Homère avait-il des hallucinations ? Dans l'Iliade comme dans l'Odyssée, la mer est violette, vineuse, ou pourpre. Homère, précurseur du dadaïsme, qui voit la terre "bleue comme une orange" ? Ou bien indifférenciation des couleurs par les penseurs grecs, comme le prétendait Nietzsche en 1881 :"leur œil était aveugle au bleu et au vert". "Dicitur Homerum caecum fuisse" : la cécité d'Homère ne serait donc pas que l'illustration mnémotechnique d'une règle de grammaire.
Pour Adeline Grand-Clément : "le grand large « couleur de vin », imprévisible, peut être mis en relation avec le culte de Dionysos et les déchaînements auxquels il donne lieu ; la mer « pourpre » offre un visage sombre, qui suggère le danger et le pouvoir de cet élément tout puissant".
Pour Jacqueline Goy, qui prend Homère au pied de la lettre, la couleur rouge porphyre - qui donne son nom à la Mer Rouge - est due au développements d'algues microscopiques (trychodesmium ereythraeum). Homère serait le premier océanographe !
L'amiral Yves Goupil, dans sa préface à l'ouvrage "Naviguer dans l'Antiquité", se souvient en Méditerranée d'un "bleu si intense, si sombre parfois, qu'on ressent bien ce que voulait dire Homère" (p. IX). On ne querellera donc pas l'aède sur la véracité de ses qualificatifs puisque sa force poétique s'impose à la littérature et aux navigateurs.

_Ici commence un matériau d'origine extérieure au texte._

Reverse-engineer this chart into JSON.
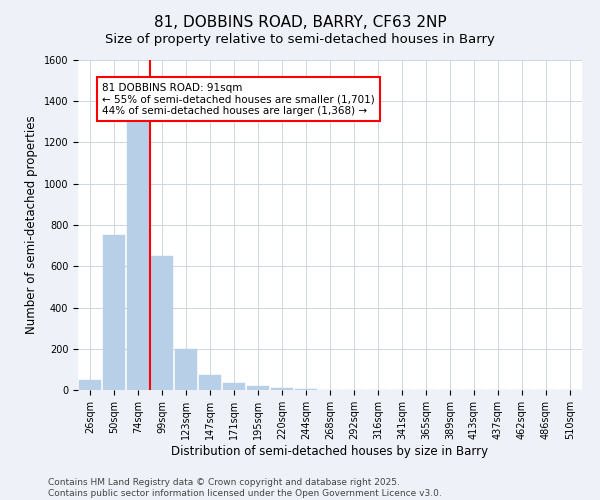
{
  "title": "81, DOBBINS ROAD, BARRY, CF63 2NP",
  "subtitle": "Size of property relative to semi-detached houses in Barry",
  "xlabel": "Distribution of semi-detached houses by size in Barry",
  "ylabel": "Number of semi-detached properties",
  "categories": [
    "26sqm",
    "50sqm",
    "74sqm",
    "99sqm",
    "123sqm",
    "147sqm",
    "171sqm",
    "195sqm",
    "220sqm",
    "244sqm",
    "268sqm",
    "292sqm",
    "316sqm",
    "341sqm",
    "365sqm",
    "389sqm",
    "413sqm",
    "437sqm",
    "462sqm",
    "486sqm",
    "510sqm"
  ],
  "values": [
    50,
    750,
    1300,
    650,
    200,
    75,
    35,
    20,
    10,
    5,
    0,
    0,
    0,
    0,
    0,
    0,
    0,
    0,
    0,
    0,
    0
  ],
  "bar_color": "#b8cfe8",
  "bar_edgecolor": "#b8cfe8",
  "vline_x": 2.5,
  "vline_color": "red",
  "ylim": [
    0,
    1600
  ],
  "yticks": [
    0,
    200,
    400,
    600,
    800,
    1000,
    1200,
    1400,
    1600
  ],
  "annotation_title": "81 DOBBINS ROAD: 91sqm",
  "annotation_line1": "← 55% of semi-detached houses are smaller (1,701)",
  "annotation_line2": "44% of semi-detached houses are larger (1,368) →",
  "annotation_box_color": "white",
  "annotation_box_edgecolor": "red",
  "footer_line1": "Contains HM Land Registry data © Crown copyright and database right 2025.",
  "footer_line2": "Contains public sector information licensed under the Open Government Licence v3.0.",
  "bg_color": "#eef2f8",
  "plot_bg_color": "white",
  "grid_color": "#c8d0dc",
  "title_fontsize": 11,
  "subtitle_fontsize": 9.5,
  "axis_label_fontsize": 8.5,
  "tick_fontsize": 7,
  "annotation_fontsize": 7.5,
  "footer_fontsize": 6.5
}
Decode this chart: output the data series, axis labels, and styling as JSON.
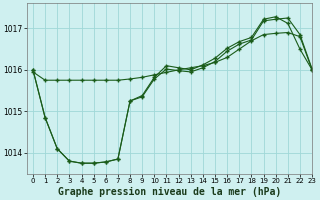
{
  "title": "Graphe pression niveau de la mer (hPa)",
  "bg_color": "#cff0f0",
  "grid_color": "#a0d8d8",
  "line_color": "#1a5c1a",
  "xlim": [
    -0.5,
    23
  ],
  "ylim": [
    1013.5,
    1017.6
  ],
  "yticks": [
    1014,
    1015,
    1016,
    1017
  ],
  "xticks": [
    0,
    1,
    2,
    3,
    4,
    5,
    6,
    7,
    8,
    9,
    10,
    11,
    12,
    13,
    14,
    15,
    16,
    17,
    18,
    19,
    20,
    21,
    22,
    23
  ],
  "series1_x": [
    0,
    1,
    2,
    3,
    4,
    5,
    6,
    7,
    8,
    9,
    10,
    11,
    12,
    13,
    14,
    15,
    16,
    17,
    18,
    19,
    20,
    21,
    22,
    23
  ],
  "series1_y": [
    1015.95,
    1015.75,
    1015.75,
    1015.75,
    1015.75,
    1015.75,
    1015.75,
    1015.75,
    1015.78,
    1015.82,
    1015.88,
    1015.94,
    1016.0,
    1016.05,
    1016.1,
    1016.18,
    1016.3,
    1016.5,
    1016.7,
    1016.85,
    1016.88,
    1016.9,
    1016.8,
    1016.0
  ],
  "series2_x": [
    0,
    1,
    2,
    3,
    4,
    5,
    6,
    7,
    8,
    9,
    10,
    11,
    12,
    13,
    14,
    15,
    16,
    17,
    18,
    19,
    20,
    21,
    22,
    23
  ],
  "series2_y": [
    1016.0,
    1014.85,
    1014.1,
    1013.8,
    1013.75,
    1013.75,
    1013.78,
    1013.85,
    1015.25,
    1015.35,
    1015.78,
    1016.02,
    1015.98,
    1015.95,
    1016.05,
    1016.2,
    1016.45,
    1016.62,
    1016.72,
    1017.18,
    1017.22,
    1017.25,
    1016.85,
    1016.02
  ],
  "series3_x": [
    0,
    1,
    2,
    3,
    4,
    5,
    6,
    7,
    8,
    9,
    10,
    11,
    12,
    13,
    14,
    15,
    16,
    17,
    18,
    19,
    20,
    21,
    22,
    23
  ],
  "series3_y": [
    1016.0,
    1014.85,
    1014.1,
    1013.8,
    1013.75,
    1013.75,
    1013.78,
    1013.85,
    1015.25,
    1015.38,
    1015.82,
    1016.1,
    1016.05,
    1016.0,
    1016.12,
    1016.28,
    1016.52,
    1016.68,
    1016.78,
    1017.22,
    1017.28,
    1017.12,
    1016.5,
    1016.0
  ]
}
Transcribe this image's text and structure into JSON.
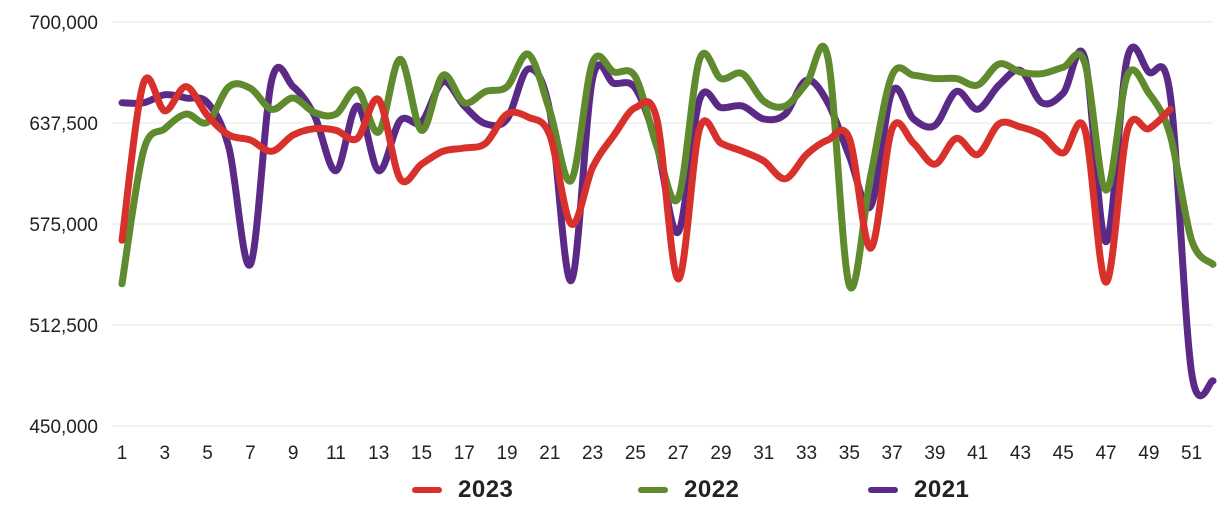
{
  "chart_data": {
    "type": "line",
    "title": "",
    "xlabel": "",
    "ylabel": "",
    "ylim": [
      450000,
      700000
    ],
    "yticks": [
      "450,000",
      "512,500",
      "575,000",
      "637,500",
      "700,000"
    ],
    "ytick_values": [
      450000,
      512500,
      575000,
      637500,
      700000
    ],
    "x": [
      1,
      2,
      3,
      4,
      5,
      6,
      7,
      8,
      9,
      10,
      11,
      12,
      13,
      14,
      15,
      16,
      17,
      18,
      19,
      20,
      21,
      22,
      23,
      24,
      25,
      26,
      27,
      28,
      29,
      30,
      31,
      32,
      33,
      34,
      35,
      36,
      37,
      38,
      39,
      40,
      41,
      42,
      43,
      44,
      45,
      46,
      47,
      48,
      49,
      50,
      51,
      52
    ],
    "xticks": [
      "1",
      "3",
      "5",
      "7",
      "9",
      "11",
      "13",
      "15",
      "17",
      "19",
      "21",
      "23",
      "25",
      "27",
      "29",
      "31",
      "33",
      "35",
      "37",
      "39",
      "41",
      "43",
      "45",
      "47",
      "49",
      "51"
    ],
    "grid": true,
    "legend_position": "bottom",
    "series": [
      {
        "name": "2021",
        "color": "#5b2a86",
        "values": [
          650000,
          650000,
          655000,
          653000,
          650000,
          622000,
          550000,
          664000,
          660000,
          642000,
          608000,
          648000,
          608000,
          639000,
          638000,
          663000,
          648000,
          637000,
          640000,
          671000,
          645000,
          540000,
          665000,
          662000,
          659000,
          624000,
          570000,
          652000,
          647000,
          648000,
          640000,
          643000,
          664000,
          650000,
          617000,
          586000,
          657000,
          640000,
          636000,
          657000,
          646000,
          661000,
          670000,
          650000,
          656000,
          678000,
          564000,
          678000,
          669000,
          655000,
          483000,
          478000
        ]
      },
      {
        "name": "2022",
        "color": "#5f8a2e",
        "values": [
          538000,
          620000,
          634000,
          643000,
          638000,
          660000,
          659000,
          646000,
          653000,
          644000,
          643000,
          658000,
          632000,
          677000,
          633000,
          667000,
          650000,
          657000,
          660000,
          680000,
          645000,
          602000,
          675000,
          669000,
          666000,
          623000,
          591000,
          677000,
          665000,
          668000,
          651000,
          648000,
          662000,
          678000,
          537000,
          605000,
          667000,
          667000,
          665000,
          665000,
          661000,
          674000,
          669000,
          668000,
          672000,
          675000,
          596000,
          667000,
          656000,
          630000,
          565000,
          550000
        ]
      },
      {
        "name": "2023",
        "color": "#d8312c",
        "values": [
          565000,
          662000,
          645000,
          660000,
          642000,
          630000,
          627000,
          620000,
          630000,
          634000,
          633000,
          628000,
          652000,
          603000,
          612000,
          620000,
          622000,
          625000,
          643000,
          641000,
          630000,
          575000,
          610000,
          630000,
          647000,
          640000,
          541000,
          634000,
          625000,
          620000,
          614000,
          603000,
          618000,
          627000,
          628000,
          560000,
          634000,
          625000,
          612000,
          628000,
          618000,
          637000,
          635000,
          630000,
          619000,
          634000,
          539000,
          633000,
          634000,
          646000,
          null,
          null
        ]
      }
    ]
  },
  "legend_order": [
    "2023",
    "2022",
    "2021"
  ]
}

Sous le titre "Sur la mer violette", Claude Sintes, directeur du musée départemental Arles antique, livre une anthologie des textes de l'antiquité sur la navigation. On y trouve, depuis Homère - au VIIIe siècle avant notre ère - jusqu'à Claudien - au Ve siècle après notre ère - soit sur 13 siècles, un florilège de textes divers concernant le mer et les bateaux. C'est peu de dire que c'est un régal !

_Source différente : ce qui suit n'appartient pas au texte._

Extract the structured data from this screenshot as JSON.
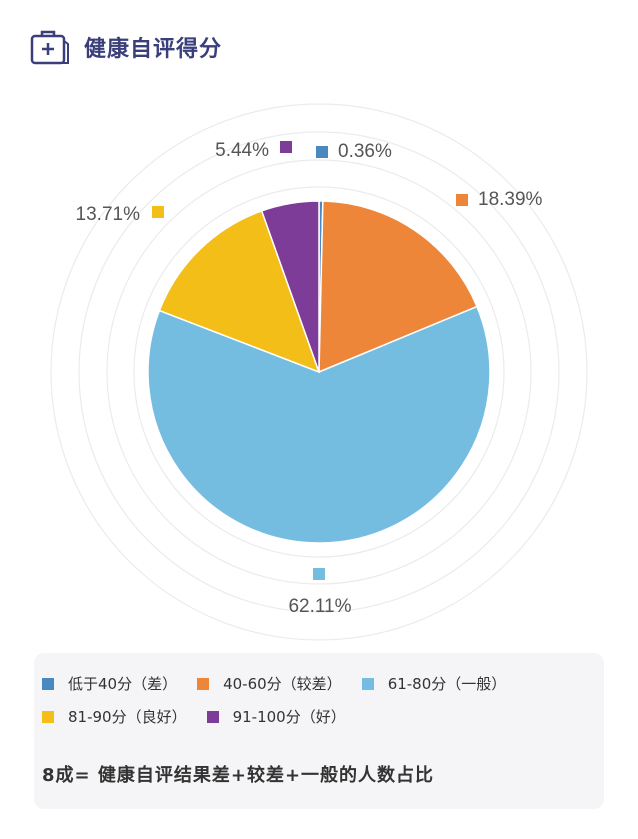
{
  "header": {
    "title": "健康自评得分",
    "icon": "medical-kit-icon",
    "color": "#3a3f7a"
  },
  "chart_data": {
    "type": "pie",
    "categories": [
      "低于40分（差）",
      "40-60分（较差）",
      "61-80分（一般）",
      "81-90分（良好）",
      "91-100分（好）"
    ],
    "values": [
      0.36,
      18.39,
      62.11,
      13.71,
      5.44
    ],
    "labels": [
      "0.36%",
      "18.39%",
      "62.11%",
      "13.71%",
      "5.44%"
    ],
    "colors": [
      "#4a88c0",
      "#ee8639",
      "#74bde0",
      "#f3be18",
      "#7d3c98"
    ],
    "legend_placement": "bottom"
  },
  "note": "8成= 健康自评结果差+较差+一般的人数占比"
}
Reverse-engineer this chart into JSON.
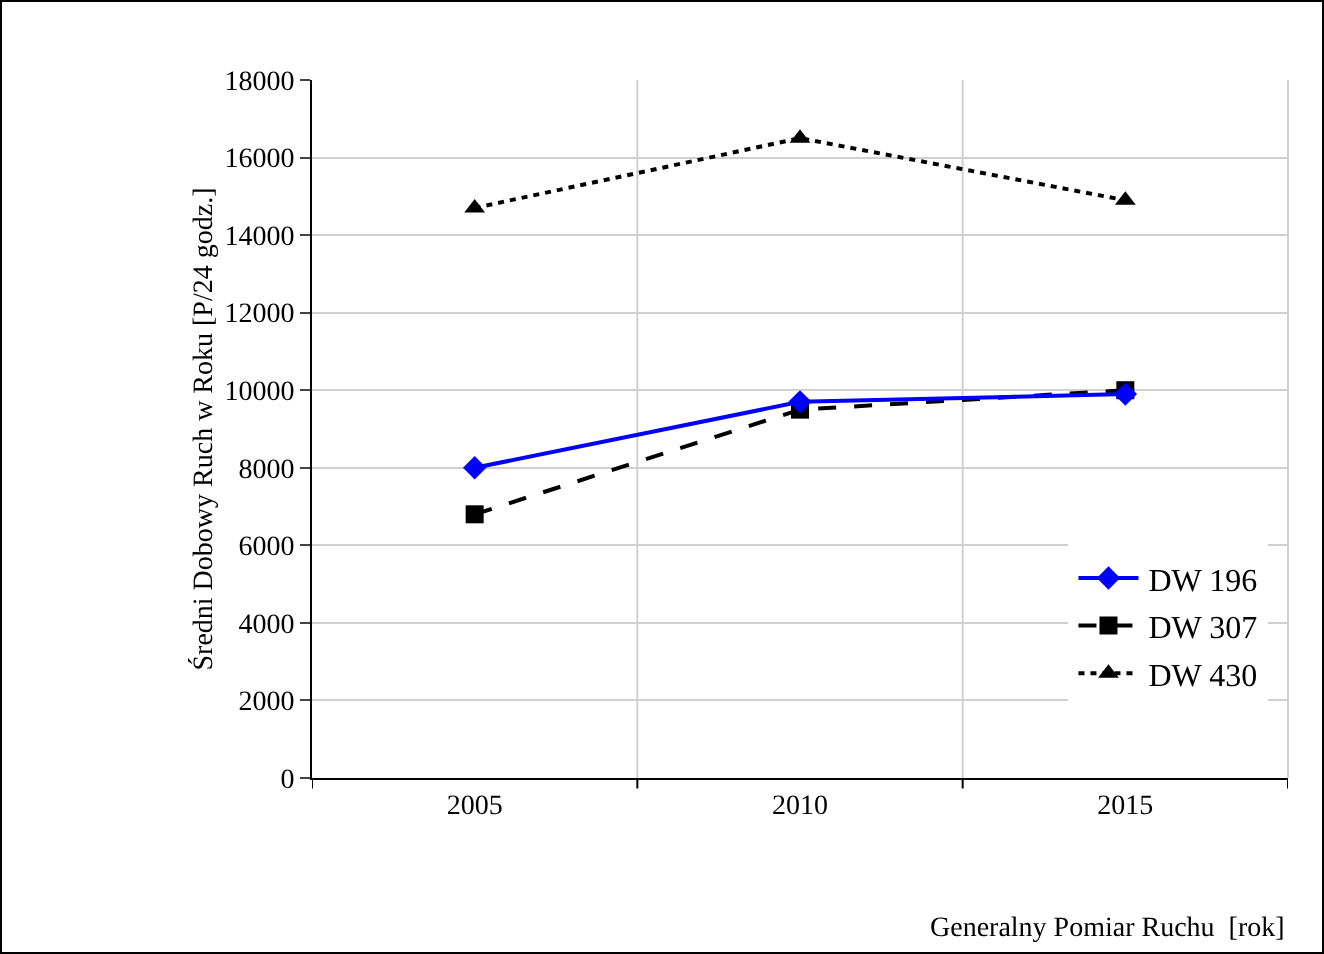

Une course à la rame, racontée par Virgile évoque un commentateur sportif, tel un Léon Zitrone de la grande époque des courses hippiques, commentant la compétition sur un rythme frénétique. Plus dure sera la chute du barreur, jeté à l'eau par le capitaine irascible. Palinure n'est donc pas le seul pilote à connaitre un sort injuste !
Lucain, relate une navigation aux étoiles pleine de poésie : la Petite et la Grande Ourse, double constellation de l'Arctos, sont le guide des vaisseaux.
Florus raconte, à la manière d'un journaliste politique, comment Pompée réussit à débarrasser la Méditerranée de ses pirates par une opération spectaculaire sur toutes les côtes. La promptitude de Napoléon et l'efficacité de Nelson réunies, avec en plus la clémence d'Auguste : au lieu de passer les vaincus au fil de l'épée, Pompée leur offre pour leur reconversion un lopin de terre... très loin de la mer !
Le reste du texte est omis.